Hôpital de la Rose, quelques jours plus tard

T

Le Docteur Cataloña sortit de l'hôpital à une heure où les métros déclaraient forfait.

Il faisait un peu frisquet quand même. La fatigue accentuait les sensations.

Et fatiguée elle était après cette semaine folle.

Fidèle à sa promesse elle était venue voir son amie Lucrézia : gynécologue obstétricienne de profession, elle était venue s'assurer que l'accouchement s'était effectué dans les meilleures conditions.

On aurait dit que Lucky Luc' l'avait attendue pour finir le travail, attendu une présence rassurante parce que son mari, aux fraises, avait plus besoin d'être rassuré.

Les jumeaux étaient nés. Jane et William. Calamity Jane et Billy The Kid. La boucle était bouclée, la mère et les terreurs allaient bien et le papa était ravi bien que sous perf'.

S'étirant comme un chat, elle lutta pour ne pas s'endormir à la borne de taxi.

A cette heure-ci ils étaient très fréquentés, samedi 3h30 du matin c'était un peu hard.

Et elle était trop fatiguée pour prendre un bus de nuit.

Il y avait tout de même de la circulation : des voitures qui roulaient un peu trop vite, des scooters débridés qui se prenaient pour des motos, et même des vélos qui tanguaient, leur conducteur étant un peu bourrés.
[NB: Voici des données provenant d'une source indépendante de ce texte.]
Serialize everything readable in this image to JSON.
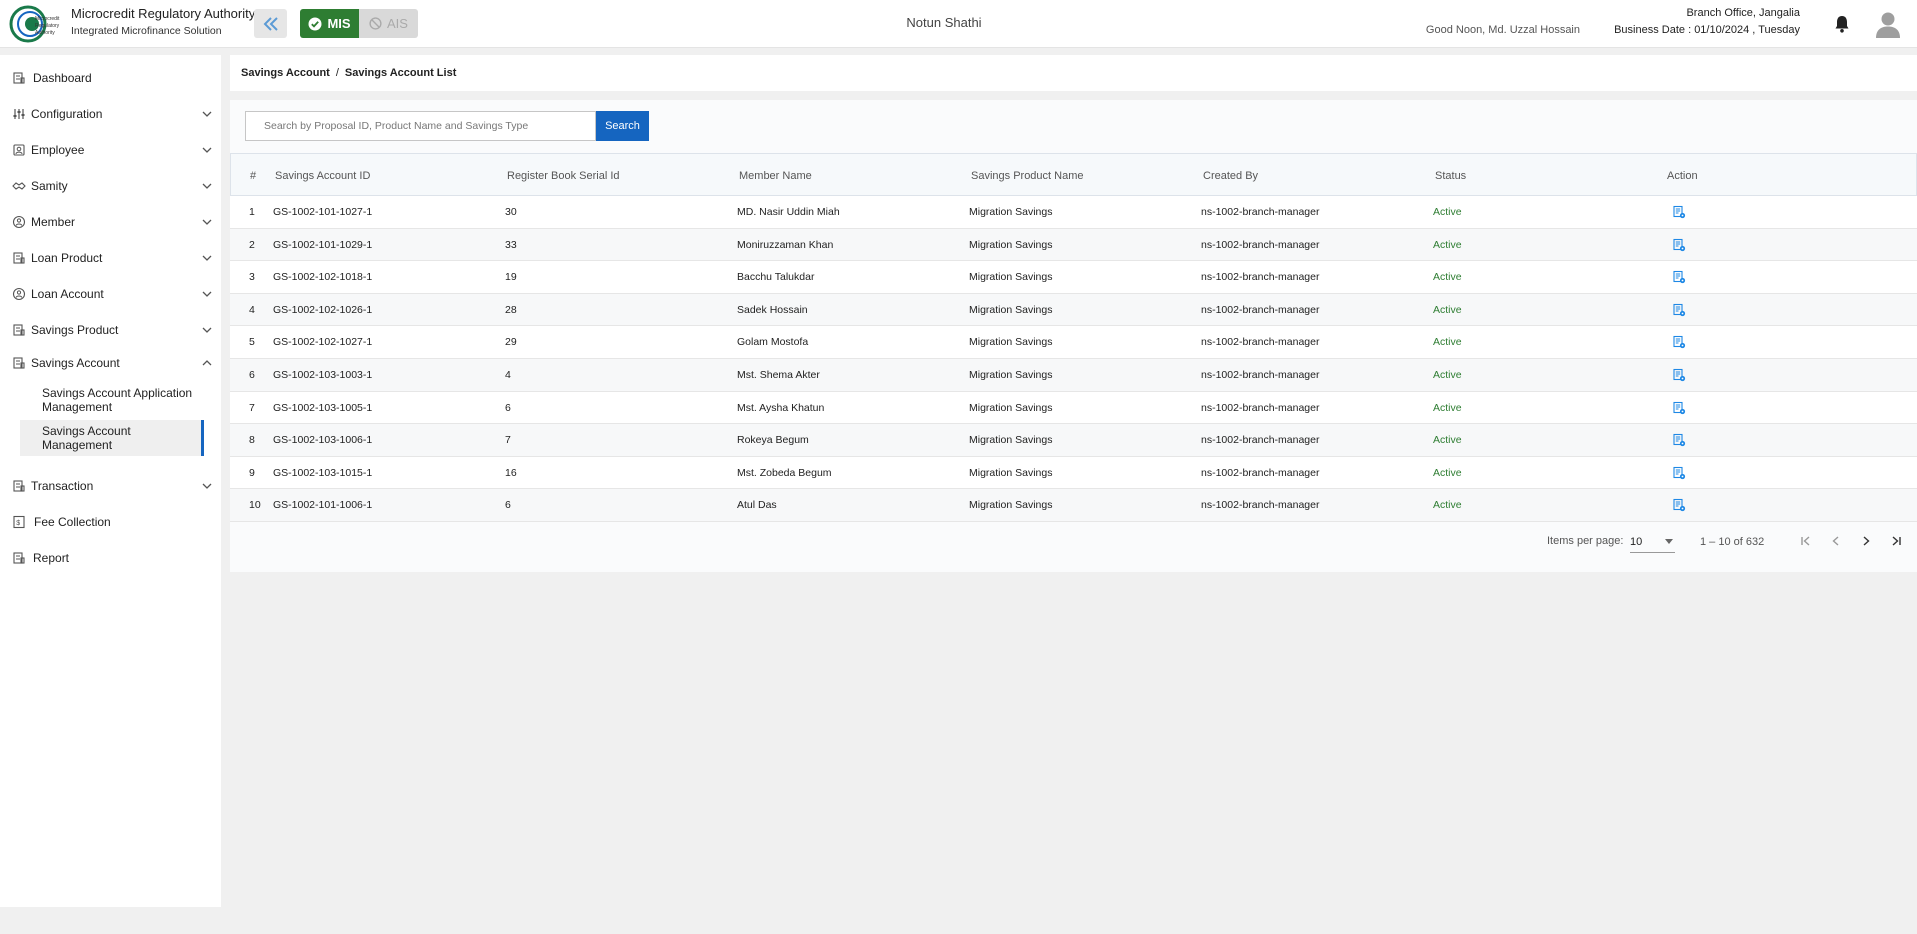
{
  "header": {
    "org_name": "Microcredit Regulatory Authority",
    "org_sub": "Integrated Microfinance Solution",
    "mis_label": "MIS",
    "ais_label": "AIS",
    "company": "Notun Shathi",
    "greeting": "Good Noon, Md. Uzzal Hossain",
    "branch": "Branch Office, Jangalia",
    "business_date": "Business Date : 01/10/2024 , Tuesday"
  },
  "sidebar": {
    "items": [
      {
        "label": "Dashboard"
      },
      {
        "label": "Configuration"
      },
      {
        "label": "Employee"
      },
      {
        "label": "Samity"
      },
      {
        "label": "Member"
      },
      {
        "label": "Loan Product"
      },
      {
        "label": "Loan Account"
      },
      {
        "label": "Savings Product"
      },
      {
        "label": "Savings Account"
      },
      {
        "label": "Transaction"
      },
      {
        "label": "Fee Collection"
      },
      {
        "label": "Report"
      }
    ],
    "sub_items": [
      {
        "label": "Savings Account Application Management"
      },
      {
        "label": "Savings Account Management"
      }
    ]
  },
  "breadcrumb": {
    "parent": "Savings Account",
    "separator": "/",
    "current": "Savings Account List"
  },
  "search": {
    "placeholder": "Search by Proposal ID, Product Name and Savings Type",
    "button": "Search"
  },
  "table": {
    "headers": [
      "#",
      "Savings Account ID",
      "Register Book Serial Id",
      "Member Name",
      "Savings Product Name",
      "Created By",
      "Status",
      "Action"
    ],
    "rows": [
      [
        "1",
        "GS-1002-101-1027-1",
        "30",
        "MD. Nasir Uddin Miah",
        "Migration Savings",
        "ns-1002-branch-manager",
        "Active"
      ],
      [
        "2",
        "GS-1002-101-1029-1",
        "33",
        "Moniruzzaman Khan",
        "Migration Savings",
        "ns-1002-branch-manager",
        "Active"
      ],
      [
        "3",
        "GS-1002-102-1018-1",
        "19",
        "Bacchu Talukdar",
        "Migration Savings",
        "ns-1002-branch-manager",
        "Active"
      ],
      [
        "4",
        "GS-1002-102-1026-1",
        "28",
        "Sadek Hossain",
        "Migration Savings",
        "ns-1002-branch-manager",
        "Active"
      ],
      [
        "5",
        "GS-1002-102-1027-1",
        "29",
        "Golam Mostofa",
        "Migration Savings",
        "ns-1002-branch-manager",
        "Active"
      ],
      [
        "6",
        "GS-1002-103-1003-1",
        "4",
        "Mst. Shema Akter",
        "Migration Savings",
        "ns-1002-branch-manager",
        "Active"
      ],
      [
        "7",
        "GS-1002-103-1005-1",
        "6",
        "Mst. Aysha Khatun",
        "Migration Savings",
        "ns-1002-branch-manager",
        "Active"
      ],
      [
        "8",
        "GS-1002-103-1006-1",
        "7",
        "Rokeya Begum",
        "Migration Savings",
        "ns-1002-branch-manager",
        "Active"
      ],
      [
        "9",
        "GS-1002-103-1015-1",
        "16",
        "Mst. Zobeda Begum",
        "Migration Savings",
        "ns-1002-branch-manager",
        "Active"
      ],
      [
        "10",
        "GS-1002-101-1006-1",
        "6",
        "Atul Das",
        "Migration Savings",
        "ns-1002-branch-manager",
        "Active"
      ]
    ]
  },
  "paginator": {
    "items_per_page_label": "Items per page:",
    "items_per_page": "10",
    "range": "1 – 10 of 632"
  },
  "colors": {
    "mis_green": "#2e7d32",
    "primary_blue": "#1565c0",
    "status_active": "#2e7d32"
  }
}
Un léger mal de tête se faisait ressentir, le mal de tête de fatigue, celui qui rendait léthargique et particulièrement réceptive aux bruits.

Celui qui rendait particulièrement irritable et qui ne serait éradiqué que dans un lit.

Ou avec une bonne clope.

Elle avait arrêté de fumer mais là elle avait envie et elle en avait besoin.

Juste une, Heero.

Cigarette aux lèvres, elle chercha son briquet quand une mobylette passa devant sa borne de taxi, la faisant sursauter.

T

- Oh le con !

T

La mobylette repassa et s'arrêta devant la borne.
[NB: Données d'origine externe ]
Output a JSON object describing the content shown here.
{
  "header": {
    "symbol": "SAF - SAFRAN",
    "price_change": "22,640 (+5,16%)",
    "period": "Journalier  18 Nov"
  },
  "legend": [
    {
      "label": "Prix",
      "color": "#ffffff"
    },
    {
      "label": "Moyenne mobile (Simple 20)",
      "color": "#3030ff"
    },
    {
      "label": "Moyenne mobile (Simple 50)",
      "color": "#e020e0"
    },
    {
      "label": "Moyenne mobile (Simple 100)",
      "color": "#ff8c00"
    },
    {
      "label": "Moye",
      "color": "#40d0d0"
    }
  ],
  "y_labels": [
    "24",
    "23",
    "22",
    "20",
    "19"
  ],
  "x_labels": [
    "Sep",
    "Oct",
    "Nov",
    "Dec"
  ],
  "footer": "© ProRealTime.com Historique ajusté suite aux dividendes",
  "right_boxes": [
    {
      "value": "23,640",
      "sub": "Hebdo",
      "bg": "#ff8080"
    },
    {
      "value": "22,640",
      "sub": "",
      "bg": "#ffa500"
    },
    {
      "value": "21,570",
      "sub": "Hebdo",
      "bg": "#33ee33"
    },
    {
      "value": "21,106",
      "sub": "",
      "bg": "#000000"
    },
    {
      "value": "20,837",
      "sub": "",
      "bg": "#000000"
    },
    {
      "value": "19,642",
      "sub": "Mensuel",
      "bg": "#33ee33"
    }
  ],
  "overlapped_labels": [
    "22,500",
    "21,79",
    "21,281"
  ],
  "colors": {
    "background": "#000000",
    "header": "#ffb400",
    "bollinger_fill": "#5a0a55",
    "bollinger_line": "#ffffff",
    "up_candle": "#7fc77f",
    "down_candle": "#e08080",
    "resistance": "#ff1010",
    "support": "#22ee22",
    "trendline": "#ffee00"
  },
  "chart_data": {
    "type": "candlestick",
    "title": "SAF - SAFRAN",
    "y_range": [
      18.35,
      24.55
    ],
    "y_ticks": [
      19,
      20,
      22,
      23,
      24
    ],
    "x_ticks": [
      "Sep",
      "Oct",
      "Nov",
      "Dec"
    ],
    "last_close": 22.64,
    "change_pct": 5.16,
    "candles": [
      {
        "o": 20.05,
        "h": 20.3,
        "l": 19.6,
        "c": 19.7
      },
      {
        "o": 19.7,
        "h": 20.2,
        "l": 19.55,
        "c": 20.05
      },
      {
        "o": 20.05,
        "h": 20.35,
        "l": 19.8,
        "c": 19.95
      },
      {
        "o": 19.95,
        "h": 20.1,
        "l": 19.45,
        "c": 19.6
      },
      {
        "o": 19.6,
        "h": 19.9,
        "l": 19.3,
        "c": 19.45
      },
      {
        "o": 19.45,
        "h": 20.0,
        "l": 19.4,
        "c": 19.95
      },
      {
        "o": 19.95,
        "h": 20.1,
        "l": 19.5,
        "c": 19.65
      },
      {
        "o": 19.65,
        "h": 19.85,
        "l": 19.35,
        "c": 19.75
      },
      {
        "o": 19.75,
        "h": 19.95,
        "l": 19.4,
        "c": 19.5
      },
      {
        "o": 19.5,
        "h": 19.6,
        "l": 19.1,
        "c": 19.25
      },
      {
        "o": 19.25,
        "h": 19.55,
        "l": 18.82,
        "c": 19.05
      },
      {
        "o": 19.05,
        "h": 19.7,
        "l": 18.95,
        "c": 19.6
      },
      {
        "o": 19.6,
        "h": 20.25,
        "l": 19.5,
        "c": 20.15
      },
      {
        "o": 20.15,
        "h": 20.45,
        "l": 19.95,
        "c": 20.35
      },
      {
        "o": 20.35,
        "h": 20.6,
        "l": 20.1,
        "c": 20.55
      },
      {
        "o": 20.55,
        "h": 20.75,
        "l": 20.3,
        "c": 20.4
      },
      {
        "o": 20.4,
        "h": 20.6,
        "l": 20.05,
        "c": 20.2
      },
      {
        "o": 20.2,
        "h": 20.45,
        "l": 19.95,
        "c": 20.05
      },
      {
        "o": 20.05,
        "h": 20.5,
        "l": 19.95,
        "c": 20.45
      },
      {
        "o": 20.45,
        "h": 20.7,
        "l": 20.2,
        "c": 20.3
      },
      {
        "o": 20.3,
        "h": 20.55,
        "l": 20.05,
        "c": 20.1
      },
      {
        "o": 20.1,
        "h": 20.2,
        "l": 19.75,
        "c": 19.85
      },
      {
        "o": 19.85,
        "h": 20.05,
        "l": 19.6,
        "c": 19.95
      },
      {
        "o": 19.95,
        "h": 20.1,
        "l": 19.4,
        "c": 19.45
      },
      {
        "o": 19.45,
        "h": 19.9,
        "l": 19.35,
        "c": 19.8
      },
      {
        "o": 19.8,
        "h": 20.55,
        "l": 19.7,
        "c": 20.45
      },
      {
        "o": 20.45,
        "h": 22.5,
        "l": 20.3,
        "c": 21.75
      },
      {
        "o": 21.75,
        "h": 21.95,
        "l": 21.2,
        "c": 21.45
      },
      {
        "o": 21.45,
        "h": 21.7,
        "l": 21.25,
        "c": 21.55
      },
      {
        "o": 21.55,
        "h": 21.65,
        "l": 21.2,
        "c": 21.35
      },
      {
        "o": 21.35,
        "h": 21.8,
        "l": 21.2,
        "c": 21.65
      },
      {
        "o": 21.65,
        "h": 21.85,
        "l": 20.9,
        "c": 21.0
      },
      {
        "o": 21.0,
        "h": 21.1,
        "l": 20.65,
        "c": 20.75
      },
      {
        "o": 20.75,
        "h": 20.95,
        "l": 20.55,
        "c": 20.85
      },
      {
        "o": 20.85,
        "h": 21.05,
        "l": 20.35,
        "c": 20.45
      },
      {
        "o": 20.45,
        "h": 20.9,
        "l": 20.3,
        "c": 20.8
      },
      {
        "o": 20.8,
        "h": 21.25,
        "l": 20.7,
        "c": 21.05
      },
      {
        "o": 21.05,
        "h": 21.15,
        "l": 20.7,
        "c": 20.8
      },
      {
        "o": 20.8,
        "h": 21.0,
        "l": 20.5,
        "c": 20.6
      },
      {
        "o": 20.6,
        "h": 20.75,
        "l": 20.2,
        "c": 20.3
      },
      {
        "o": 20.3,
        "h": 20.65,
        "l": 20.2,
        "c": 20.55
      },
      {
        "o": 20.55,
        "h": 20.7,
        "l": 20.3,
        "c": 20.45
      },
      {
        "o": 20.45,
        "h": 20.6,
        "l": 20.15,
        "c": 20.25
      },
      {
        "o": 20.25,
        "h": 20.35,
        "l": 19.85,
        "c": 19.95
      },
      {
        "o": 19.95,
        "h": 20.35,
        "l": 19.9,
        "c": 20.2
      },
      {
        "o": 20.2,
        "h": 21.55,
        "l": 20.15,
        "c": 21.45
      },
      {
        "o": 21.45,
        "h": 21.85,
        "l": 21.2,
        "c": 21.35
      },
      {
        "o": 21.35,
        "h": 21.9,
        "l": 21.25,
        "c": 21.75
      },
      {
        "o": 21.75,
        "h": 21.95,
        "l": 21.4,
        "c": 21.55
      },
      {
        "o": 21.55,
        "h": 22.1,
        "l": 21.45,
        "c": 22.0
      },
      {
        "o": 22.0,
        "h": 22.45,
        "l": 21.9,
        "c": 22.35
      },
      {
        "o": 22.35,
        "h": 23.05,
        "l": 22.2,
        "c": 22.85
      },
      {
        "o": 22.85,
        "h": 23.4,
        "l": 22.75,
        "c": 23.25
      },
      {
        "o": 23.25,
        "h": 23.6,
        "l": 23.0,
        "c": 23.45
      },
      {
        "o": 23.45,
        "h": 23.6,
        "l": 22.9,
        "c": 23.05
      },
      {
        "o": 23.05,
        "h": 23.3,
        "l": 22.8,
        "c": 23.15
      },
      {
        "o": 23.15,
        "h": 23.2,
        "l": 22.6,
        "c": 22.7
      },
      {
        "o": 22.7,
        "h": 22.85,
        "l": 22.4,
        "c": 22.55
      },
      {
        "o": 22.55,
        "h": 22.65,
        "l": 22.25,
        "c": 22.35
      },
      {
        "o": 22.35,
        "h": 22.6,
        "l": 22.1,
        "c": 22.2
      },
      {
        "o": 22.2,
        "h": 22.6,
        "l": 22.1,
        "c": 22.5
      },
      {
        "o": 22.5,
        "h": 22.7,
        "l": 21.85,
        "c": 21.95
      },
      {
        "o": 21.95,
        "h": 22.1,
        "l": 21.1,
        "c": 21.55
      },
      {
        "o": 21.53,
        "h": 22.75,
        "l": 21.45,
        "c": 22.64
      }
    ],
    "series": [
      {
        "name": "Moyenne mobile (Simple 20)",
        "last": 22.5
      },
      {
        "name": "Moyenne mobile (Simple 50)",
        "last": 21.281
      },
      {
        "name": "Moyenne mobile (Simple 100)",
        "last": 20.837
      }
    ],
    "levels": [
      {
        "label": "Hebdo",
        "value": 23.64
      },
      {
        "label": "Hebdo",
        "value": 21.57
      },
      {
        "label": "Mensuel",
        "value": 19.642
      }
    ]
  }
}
En fait ce n'était pas une mobylette.

Les yeux de la jeune femme s'écarquillèrent imperceptiblement en reconnaissant...

le casque.

T

- Mais que faites-vous ici ?

- Je vous retourne la question. Je travaille à l'œil du Cyclone. Ma rédaction se trouve dans le quartier.

- Oui ! D'où l'adresse indiquée sur le ballotin...

- Vous l'avez donc reçu.

- Ce n'était vraiment pas nécessaire.

T

Il ne releva pas.

Par contre il releva la visière de son casque.

T

- Et vous ? Vous êtes un peu loin de votre cabinet.

- Et je suis un peu près de l'hôpital. J'ai été plus ou moins superviser l'accouchement d'une patiente.

- Une femme d'honneur.

- ?

- Vous parliez à Rantanplan quand je suis venu et vous lui aviez promis d'aller voir Lucky Luc' après votre journée.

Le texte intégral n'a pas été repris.